I loved Erin Satie's début book, The Secret Heart. I loved the complex characters with fascinating passions outside of each other, as well as the mood and the vivid sense of place. The Lover's Knot shares many of those characteristics, but didn't work quite as well for me.

After 10 years Julian has returned to the part of the world where he grew up, having unexpectedly inherited a dukedom. Before he left he had been betrothed to Sophie Roe, a young local lady. However, that ended badly when Sophie inexplicably cast him off at their engagement party.

Now Sophie makes a living by making ink, the best ink in the country. Julian knows she's good at it, just as he knows she's good at forgery. He's convinced the letter supposedly written by the previous Duke as he lay dying is one, and that Sophie has a lot to explain.

There was a lot here that appealed to me. I love a romance with a painful past, and I loved all the stuff about Sophie's inks, which are more a mission than an occupation. I've never really thought about the subject all that much, but it was surprisingly fascinating.

What didn't work so well for me were the characters. Yes, they were complex, but that was kind of the problem. See, Sophie has a memory-related disability. Basically, as far as I could understand it, her memories start fading away pretty much as soon as they are formed. Sophie's way of dealing with this is chronicling everything that happens to her in her diary, and then coming back to it. What's in her diary becomes the reality of her past. Her diary says that Julian did something unforgivable on the night of their engagement, and even though she doesn't remember it, that must be the truth, because it's written down.

This was something that really, really didn't work for me. Part of it is completely me, not the book. One of my least favourite tropes is having a protagonist who can't trust their senses or mind. Mostly this arises in paranormals where there is a villain who engages in some sort of mind-control, but situations like Sophie's also qualify. Something in me just goes "nope" when this happens. I don't want to think about it, don't want to consider it. I guess I'm so terrified of not being able to trust my own mind that I refuse to engage with the possibility. I wish this wasn't the case (I do realise that this predisposes me against books with non-neurotypical protagonists), but it is. And this worked against my enjoyment of The Lover's Knot.

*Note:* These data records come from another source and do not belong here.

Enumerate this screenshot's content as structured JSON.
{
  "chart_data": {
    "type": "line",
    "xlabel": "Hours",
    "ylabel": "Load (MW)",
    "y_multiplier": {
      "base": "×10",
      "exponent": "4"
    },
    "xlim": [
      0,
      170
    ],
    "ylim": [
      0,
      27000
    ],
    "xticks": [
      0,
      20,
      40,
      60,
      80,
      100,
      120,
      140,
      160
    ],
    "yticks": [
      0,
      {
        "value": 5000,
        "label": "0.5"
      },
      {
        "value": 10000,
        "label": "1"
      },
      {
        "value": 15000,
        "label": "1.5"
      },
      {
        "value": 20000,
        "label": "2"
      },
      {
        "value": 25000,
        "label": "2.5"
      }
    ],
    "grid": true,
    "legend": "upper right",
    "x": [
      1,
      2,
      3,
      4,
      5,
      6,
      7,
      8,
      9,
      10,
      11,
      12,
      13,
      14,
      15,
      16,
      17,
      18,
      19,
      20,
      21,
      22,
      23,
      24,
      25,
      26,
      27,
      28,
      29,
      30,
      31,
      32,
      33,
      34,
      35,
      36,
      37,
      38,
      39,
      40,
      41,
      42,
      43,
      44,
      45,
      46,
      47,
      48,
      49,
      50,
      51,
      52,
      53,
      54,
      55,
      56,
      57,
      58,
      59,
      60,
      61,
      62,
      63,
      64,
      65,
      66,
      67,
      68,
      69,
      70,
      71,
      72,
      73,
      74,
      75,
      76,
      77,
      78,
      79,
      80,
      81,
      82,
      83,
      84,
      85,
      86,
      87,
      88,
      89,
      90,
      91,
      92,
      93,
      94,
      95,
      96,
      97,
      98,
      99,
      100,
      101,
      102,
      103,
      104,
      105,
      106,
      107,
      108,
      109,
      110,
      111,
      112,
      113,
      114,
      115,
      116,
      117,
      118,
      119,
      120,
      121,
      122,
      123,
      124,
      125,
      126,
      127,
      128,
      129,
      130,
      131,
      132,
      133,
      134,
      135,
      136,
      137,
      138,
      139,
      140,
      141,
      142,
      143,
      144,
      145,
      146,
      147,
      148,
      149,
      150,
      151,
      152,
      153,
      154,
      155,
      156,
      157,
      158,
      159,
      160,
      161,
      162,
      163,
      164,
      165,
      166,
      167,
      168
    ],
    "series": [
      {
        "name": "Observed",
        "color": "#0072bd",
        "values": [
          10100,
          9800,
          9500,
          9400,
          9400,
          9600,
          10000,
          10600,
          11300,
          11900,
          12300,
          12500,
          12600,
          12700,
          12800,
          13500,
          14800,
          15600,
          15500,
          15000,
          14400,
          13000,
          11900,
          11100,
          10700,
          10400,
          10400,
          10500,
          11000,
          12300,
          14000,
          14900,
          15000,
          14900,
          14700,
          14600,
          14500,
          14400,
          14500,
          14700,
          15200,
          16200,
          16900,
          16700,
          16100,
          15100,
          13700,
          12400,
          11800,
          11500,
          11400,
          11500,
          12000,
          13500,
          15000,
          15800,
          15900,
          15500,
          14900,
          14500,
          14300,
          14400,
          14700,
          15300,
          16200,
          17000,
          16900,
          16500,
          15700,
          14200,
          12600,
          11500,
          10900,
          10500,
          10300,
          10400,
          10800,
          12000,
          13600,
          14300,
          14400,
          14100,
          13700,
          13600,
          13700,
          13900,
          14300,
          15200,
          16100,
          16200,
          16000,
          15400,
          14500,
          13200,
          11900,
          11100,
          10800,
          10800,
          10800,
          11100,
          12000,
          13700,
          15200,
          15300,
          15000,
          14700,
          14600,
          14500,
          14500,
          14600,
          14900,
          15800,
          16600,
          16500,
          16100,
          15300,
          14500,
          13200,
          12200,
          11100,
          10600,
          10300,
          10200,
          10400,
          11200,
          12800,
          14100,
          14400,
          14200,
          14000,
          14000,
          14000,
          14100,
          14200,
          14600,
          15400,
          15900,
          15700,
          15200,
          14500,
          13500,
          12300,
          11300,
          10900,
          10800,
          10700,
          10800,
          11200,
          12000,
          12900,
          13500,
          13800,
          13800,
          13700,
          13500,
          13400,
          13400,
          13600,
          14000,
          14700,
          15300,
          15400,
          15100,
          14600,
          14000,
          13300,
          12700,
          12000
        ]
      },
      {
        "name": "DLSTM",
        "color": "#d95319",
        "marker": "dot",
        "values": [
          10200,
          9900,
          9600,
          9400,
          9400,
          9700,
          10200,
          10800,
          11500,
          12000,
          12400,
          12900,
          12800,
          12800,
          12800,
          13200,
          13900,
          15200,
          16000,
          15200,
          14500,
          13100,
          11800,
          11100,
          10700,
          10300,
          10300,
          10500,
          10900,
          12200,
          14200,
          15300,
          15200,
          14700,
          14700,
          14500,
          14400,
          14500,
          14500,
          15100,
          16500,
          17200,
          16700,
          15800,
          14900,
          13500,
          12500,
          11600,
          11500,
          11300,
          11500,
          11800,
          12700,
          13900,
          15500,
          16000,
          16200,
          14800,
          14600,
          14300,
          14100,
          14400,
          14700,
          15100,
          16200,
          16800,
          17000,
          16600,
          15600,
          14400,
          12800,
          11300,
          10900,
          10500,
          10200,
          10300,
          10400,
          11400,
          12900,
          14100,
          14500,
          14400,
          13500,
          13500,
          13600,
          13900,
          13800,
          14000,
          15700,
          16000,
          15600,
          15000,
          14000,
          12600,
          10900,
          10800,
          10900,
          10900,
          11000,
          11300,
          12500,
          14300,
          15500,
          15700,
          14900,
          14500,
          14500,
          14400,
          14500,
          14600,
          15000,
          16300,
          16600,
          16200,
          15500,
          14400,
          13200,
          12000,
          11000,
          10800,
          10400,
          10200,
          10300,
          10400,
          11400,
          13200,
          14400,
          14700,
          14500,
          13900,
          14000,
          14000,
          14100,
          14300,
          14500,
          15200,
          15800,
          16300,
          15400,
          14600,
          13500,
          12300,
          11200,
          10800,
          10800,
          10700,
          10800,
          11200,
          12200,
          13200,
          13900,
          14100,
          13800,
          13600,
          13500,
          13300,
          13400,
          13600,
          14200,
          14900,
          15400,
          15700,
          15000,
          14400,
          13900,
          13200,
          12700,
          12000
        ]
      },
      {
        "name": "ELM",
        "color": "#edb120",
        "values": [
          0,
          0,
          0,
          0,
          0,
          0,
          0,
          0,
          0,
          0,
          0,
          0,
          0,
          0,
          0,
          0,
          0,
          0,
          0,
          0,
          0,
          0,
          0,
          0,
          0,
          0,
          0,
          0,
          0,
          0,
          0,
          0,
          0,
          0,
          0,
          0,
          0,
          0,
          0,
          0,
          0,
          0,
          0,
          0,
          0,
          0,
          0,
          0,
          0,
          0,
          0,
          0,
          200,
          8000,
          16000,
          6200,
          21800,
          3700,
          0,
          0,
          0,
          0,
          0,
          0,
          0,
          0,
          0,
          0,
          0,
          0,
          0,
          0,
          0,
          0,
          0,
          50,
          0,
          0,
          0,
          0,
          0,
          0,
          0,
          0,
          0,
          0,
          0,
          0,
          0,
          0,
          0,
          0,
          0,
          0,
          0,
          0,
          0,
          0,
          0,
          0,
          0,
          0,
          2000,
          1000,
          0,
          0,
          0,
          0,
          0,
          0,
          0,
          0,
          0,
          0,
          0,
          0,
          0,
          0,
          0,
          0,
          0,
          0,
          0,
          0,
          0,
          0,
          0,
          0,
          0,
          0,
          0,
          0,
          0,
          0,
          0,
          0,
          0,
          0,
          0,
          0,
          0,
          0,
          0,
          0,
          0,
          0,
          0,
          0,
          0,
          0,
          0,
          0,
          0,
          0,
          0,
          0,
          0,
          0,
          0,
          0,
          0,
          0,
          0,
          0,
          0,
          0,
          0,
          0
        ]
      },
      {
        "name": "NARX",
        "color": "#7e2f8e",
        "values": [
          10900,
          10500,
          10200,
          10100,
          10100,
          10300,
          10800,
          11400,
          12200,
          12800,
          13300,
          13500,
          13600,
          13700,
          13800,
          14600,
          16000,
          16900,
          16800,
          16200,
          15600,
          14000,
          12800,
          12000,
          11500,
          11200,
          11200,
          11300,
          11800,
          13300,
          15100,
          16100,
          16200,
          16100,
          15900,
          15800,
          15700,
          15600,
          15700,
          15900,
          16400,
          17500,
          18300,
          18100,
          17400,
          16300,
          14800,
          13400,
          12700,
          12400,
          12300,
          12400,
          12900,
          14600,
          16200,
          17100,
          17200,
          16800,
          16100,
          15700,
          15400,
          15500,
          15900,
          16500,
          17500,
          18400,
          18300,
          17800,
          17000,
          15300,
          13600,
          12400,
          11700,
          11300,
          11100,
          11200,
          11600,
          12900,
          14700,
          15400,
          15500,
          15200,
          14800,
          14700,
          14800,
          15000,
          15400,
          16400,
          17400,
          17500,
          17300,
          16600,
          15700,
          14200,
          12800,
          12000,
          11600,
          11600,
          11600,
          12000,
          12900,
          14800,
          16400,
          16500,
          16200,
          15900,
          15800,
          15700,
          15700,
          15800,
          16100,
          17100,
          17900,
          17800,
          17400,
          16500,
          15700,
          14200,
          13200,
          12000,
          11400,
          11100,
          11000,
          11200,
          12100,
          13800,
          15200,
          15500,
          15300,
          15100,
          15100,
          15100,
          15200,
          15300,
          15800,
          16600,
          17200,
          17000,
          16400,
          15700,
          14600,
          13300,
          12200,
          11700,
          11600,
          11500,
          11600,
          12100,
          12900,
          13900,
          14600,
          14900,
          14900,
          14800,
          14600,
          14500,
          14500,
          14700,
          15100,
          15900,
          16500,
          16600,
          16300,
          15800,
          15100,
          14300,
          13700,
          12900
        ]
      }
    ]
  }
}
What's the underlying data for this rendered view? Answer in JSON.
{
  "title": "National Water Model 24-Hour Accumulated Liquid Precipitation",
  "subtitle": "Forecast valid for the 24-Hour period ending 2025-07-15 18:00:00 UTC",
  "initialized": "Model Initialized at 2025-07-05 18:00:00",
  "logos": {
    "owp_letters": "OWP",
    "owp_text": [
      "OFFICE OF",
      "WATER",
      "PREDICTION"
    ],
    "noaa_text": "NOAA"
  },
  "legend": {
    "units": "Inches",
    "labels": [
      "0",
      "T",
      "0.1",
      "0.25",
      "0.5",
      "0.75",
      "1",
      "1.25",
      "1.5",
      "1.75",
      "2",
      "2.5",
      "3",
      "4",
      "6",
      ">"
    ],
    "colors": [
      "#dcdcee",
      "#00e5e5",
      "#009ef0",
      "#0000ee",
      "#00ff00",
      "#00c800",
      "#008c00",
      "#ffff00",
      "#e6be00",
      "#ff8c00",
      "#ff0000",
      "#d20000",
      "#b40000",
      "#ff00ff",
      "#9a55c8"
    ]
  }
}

But this wasn't the whole of the problem I had with Sophie's memory issues. A big part was that I didn't feel it was very well done. I was never sure quite how it worked, and what we saw of it didn't completely make sense. It felt like some memories were fine, some weren't, and the reason a memory would fall in one or the other category was purely whether it needed to be ephimeral for the purposes of the plot or not.

And since the memory issue was the key thing about Sophie's character (even her passion for making the best ink, one that doesn't fade or deteriorate, is about her memory issues), she never completely made sense to me. It's a shame, because I love complex, flawed characters, but they need to feel recognisable to me. I never quite got why Sophie reacted in particular ways. One minute falling for Julian is the worst possible thing that could happen, because it was so awful when she loved him last time, the next she's read some old diaries and it's suddenly all fine, and I had no idea how she'd gone from one point to the next.

Oh, well. This won't put me off from reading more from this author. In fact, The Orphan Pearl is already on my TBR.

MY GRADE: A C+, since I rate purely on my enjoyment of a book.